In our recent paper about the anticipated growth of this market, we discussed China’s two main markets for onshore bond transactions, the exchange-traded market and the interbank market. In recent years, foreign investors have been allowed greater participation in the more liquid China Interbank Bond Market (CIBM), which accounts for around 90 per cent of total trading volume.
Opening the door further
Prior to the launch a year ago, foreign investors looking to trade on the CIBM needed to go through a lengthier admission process and set up a domestic custodian account with an onshore settlement agent. Under Bond Connect, foreign investors can buy debt trading on the CIBM directly through the Central Moneymarket Unit with their offshore custodians. This streamlines and speeds up the investor onboarding process to two weeks or less, from around a month under the previous process.
Source: Bloomberg, Bank for International Settlements, PBOC, December 2016.
In a speech marking the scheme’s one-year anniversary on July 3, People’s Bank of China vice governor Pan Gongsheng announced changes to Bond Connect to remove most of the remaining roadblocks for foreign investors. These enhancements also help China’s onshore bond market meet the key requirements for inclusion in global indices like the Bloomberg-Barclays Global Aggregate index, which it will join in April 2019, as well as Citi’s World Government Bond Index (WGBI) and J.P.Morgan’s Government Bond Index- Emerging Markets (GBI-EM). Overall, we estimate potential inflows of approximately $280 billion in three to five years, based on the assets under management of all the passive funds tracking these three indices, and the weighting onshore China is expected to have.
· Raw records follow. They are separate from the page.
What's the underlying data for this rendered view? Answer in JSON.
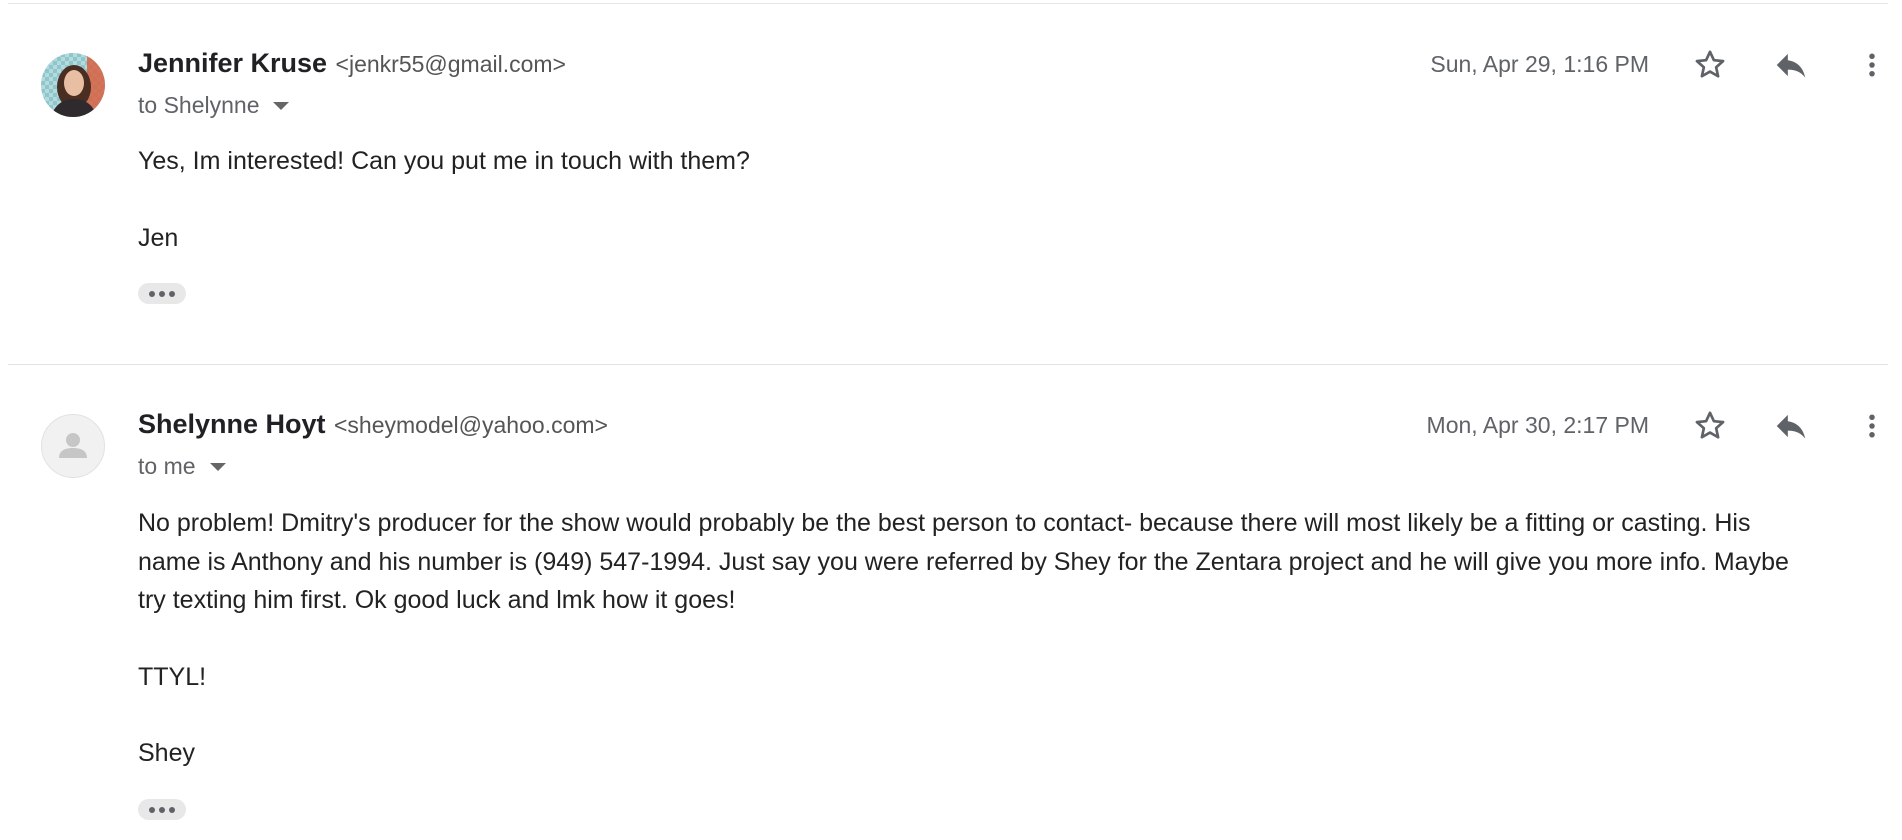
{
  "messages": [
    {
      "sender_name": "Jennifer Kruse",
      "sender_email": "<jenkr55@gmail.com>",
      "recipient": "to Shelynne",
      "date": "Sun, Apr 29, 1:16 PM",
      "avatar_icon": "user-photo-icon",
      "body": {
        "line1": "Yes, Im interested! Can you put me in touch with them?",
        "signature": "Jen"
      }
    },
    {
      "sender_name": "Shelynne Hoyt",
      "sender_email": "<sheymodel@yahoo.com>",
      "recipient": "to me",
      "date": "Mon, Apr 30, 2:17 PM",
      "avatar_icon": "default-person-icon",
      "body": {
        "line1": "No problem!  Dmitry's producer for the show would probably be the best person to contact- because there will most likely be a fitting or casting.  His",
        "line2": "name is Anthony and his number is (949) 547-1994.  Just say you were referred by Shey for the Zentara project and he will give you more info.  Maybe",
        "line3": "try texting him first.  Ok good luck and lmk how it goes!",
        "closing": "TTYL!",
        "signature": "Shey"
      }
    }
  ],
  "icons": {
    "star": "star-icon",
    "reply": "reply-icon",
    "more": "more-vert-icon",
    "expand": "ellipsis-icon"
  },
  "colors": {
    "text": "#222222",
    "secondary_text": "#5f6368",
    "icon": "#5f6368",
    "divider": "#e6e6e6",
    "ellipsis_bg": "#e8e8e8"
  }
}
Source: Fidelity International, March 2018. GBI-EM refers to the JPMorgan Government Bond Index - Emerging Markets. WGBI refers to the Citi World Government Bond Index.
Bond Connect 2.0
The most important upgrades to Bond Connect are block trading and delivery versus payment. Block trading allows buying a bond and splitting it into multiple funds. Delivery versus payment (DVP) means trades are settled with delivery versus payment on the same day, which reduces counterparty risks for investors. Block trading makes Bond Connect more relevant for large asset management companies, while the DVP capability should attract heavily regulated foreign investors such as UCITS, insurers and pension funds to the Chinese market.
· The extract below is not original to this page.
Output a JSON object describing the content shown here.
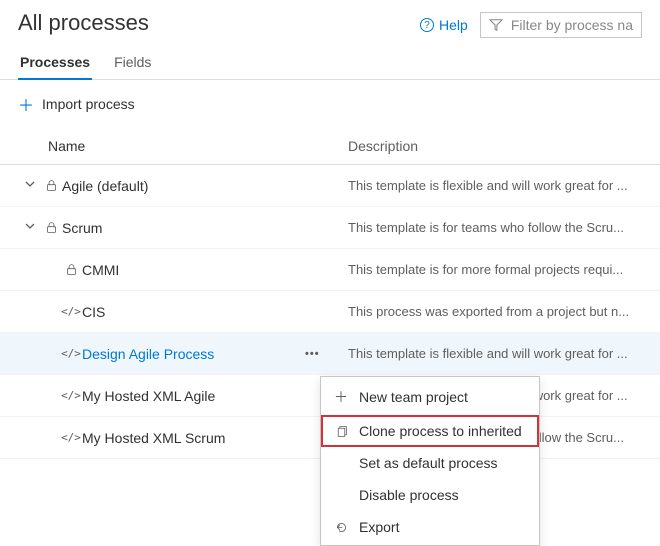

Besides these changes, policymakers said they would clarify a potential tax exemption for foreign investors in the mainland. The platform, a joint venture between the China Foreign Exchange Trade System and Hong Kong Exchanges and Clearing, also added repo operations and derivatives trading, another 10 market-makers including foreign banks like Bank of America Merrill Lynch, J.P. Morgan, and Mizuho Bank, and cut the trading platform fee.
The upgrades show China’s ongoing commitment to opening the onshore RMB bond market to offshore investors. Foreign holdings in China’s interbank bond market reached 1.4 trillion renminbi ($210 billion) at the end of May, an increase of 70 per cent since Bond Connect’s launch in July 2017. Average daily volumes in Bond Connect reached 6.6 billion renminbi in June 2018, more than double the daily average volumes in the first quarter of the year. Trading volume in June reached 130.9 billion renminbi, nearly double the volumes in May.
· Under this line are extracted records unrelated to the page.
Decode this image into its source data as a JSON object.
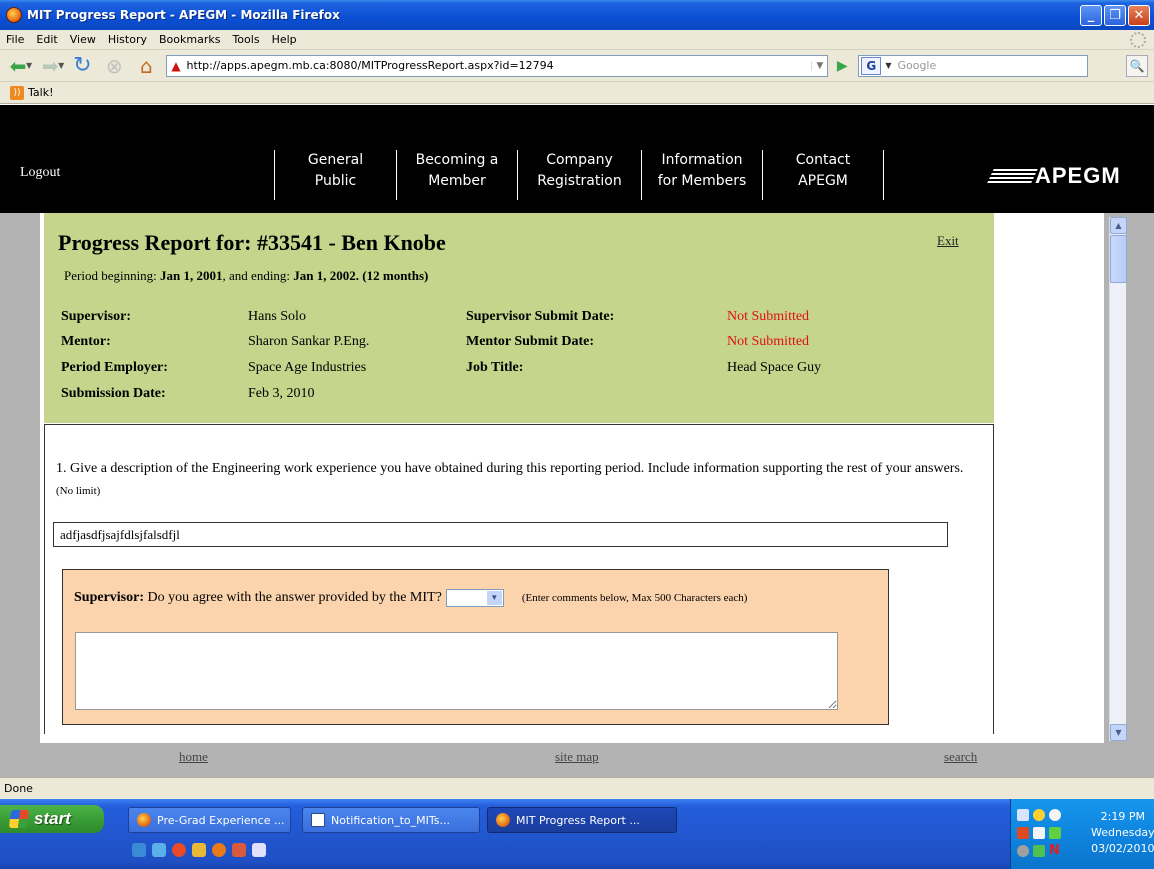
{
  "window": {
    "title": "MIT Progress Report - APEGM - Mozilla Firefox"
  },
  "menu": [
    "File",
    "Edit",
    "View",
    "History",
    "Bookmarks",
    "Tools",
    "Help"
  ],
  "navbar": {
    "url": "http://apps.apegm.mb.ca:8080/MITProgressReport.aspx?id=12794",
    "search_placeholder": "Google"
  },
  "bookmarks": {
    "items": [
      "Talk!"
    ]
  },
  "site": {
    "logout": "Logout",
    "nav": [
      {
        "line1": "General",
        "line2": "Public"
      },
      {
        "line1": "Becoming a",
        "line2": "Member"
      },
      {
        "line1": "Company",
        "line2": "Registration"
      },
      {
        "line1": "Information",
        "line2": "for Members"
      },
      {
        "line1": "Contact",
        "line2": "APEGM"
      }
    ],
    "logo": "APEGM"
  },
  "report": {
    "title": "Progress Report for: #33541 - Ben Knobe",
    "exit": "Exit",
    "period_prefix": "Period beginning:",
    "period_start": "Jan 1, 2001",
    "period_mid": ", and ending:",
    "period_end": "Jan 1, 2002.",
    "period_months": "(12 months)",
    "supervisor_label": "Supervisor:",
    "supervisor": "Hans Solo",
    "mentor_label": "Mentor:",
    "mentor": "Sharon Sankar P.Eng.",
    "employer_label": "Period Employer:",
    "employer": "Space Age Industries",
    "submission_label": "Submission Date:",
    "submission": "Feb 3, 2010",
    "sup_submit_label": "Supervisor Submit Date:",
    "sup_submit": "Not Submitted",
    "mentor_submit_label": "Mentor Submit Date:",
    "mentor_submit": "Not Submitted",
    "job_title_label": "Job Title:",
    "job_title": "Head Space Guy"
  },
  "question1": {
    "number": "1",
    "text": ". Give a description of the Engineering work experience you have obtained during this reporting period. Include information supporting the rest of your answers.",
    "limit": "(No limit)",
    "answer": "adfjasdfjsajfdlsjfalsdfjl",
    "supervisor_label": "Supervisor:",
    "supervisor_question": "Do you agree with the answer provided by the MIT?",
    "agree_value": "",
    "comment_hint": "(Enter comments below, Max 500 Characters each)"
  },
  "footer": {
    "home": "home",
    "sitemap": "site map",
    "search": "search"
  },
  "status": "Done",
  "taskbar": {
    "start": "start",
    "tasks": [
      "Pre-Grad Experience ...",
      "Notification_to_MITs...",
      "MIT Progress Report ..."
    ],
    "time": "2:19 PM",
    "day": "Wednesday",
    "date": "03/02/2010"
  }
}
Bond Connect greatly widens the scope for foreign participation in China’s onshore market, as the scheme has no investment quota or the need to specify an intended investment amount. At a higher level, the advent and ongoing improvements to Bond Connect also strengthen Hong Kong’s numerous roles as an international financial centre, access point to mainland China markets and trading hub for offshore renminbi.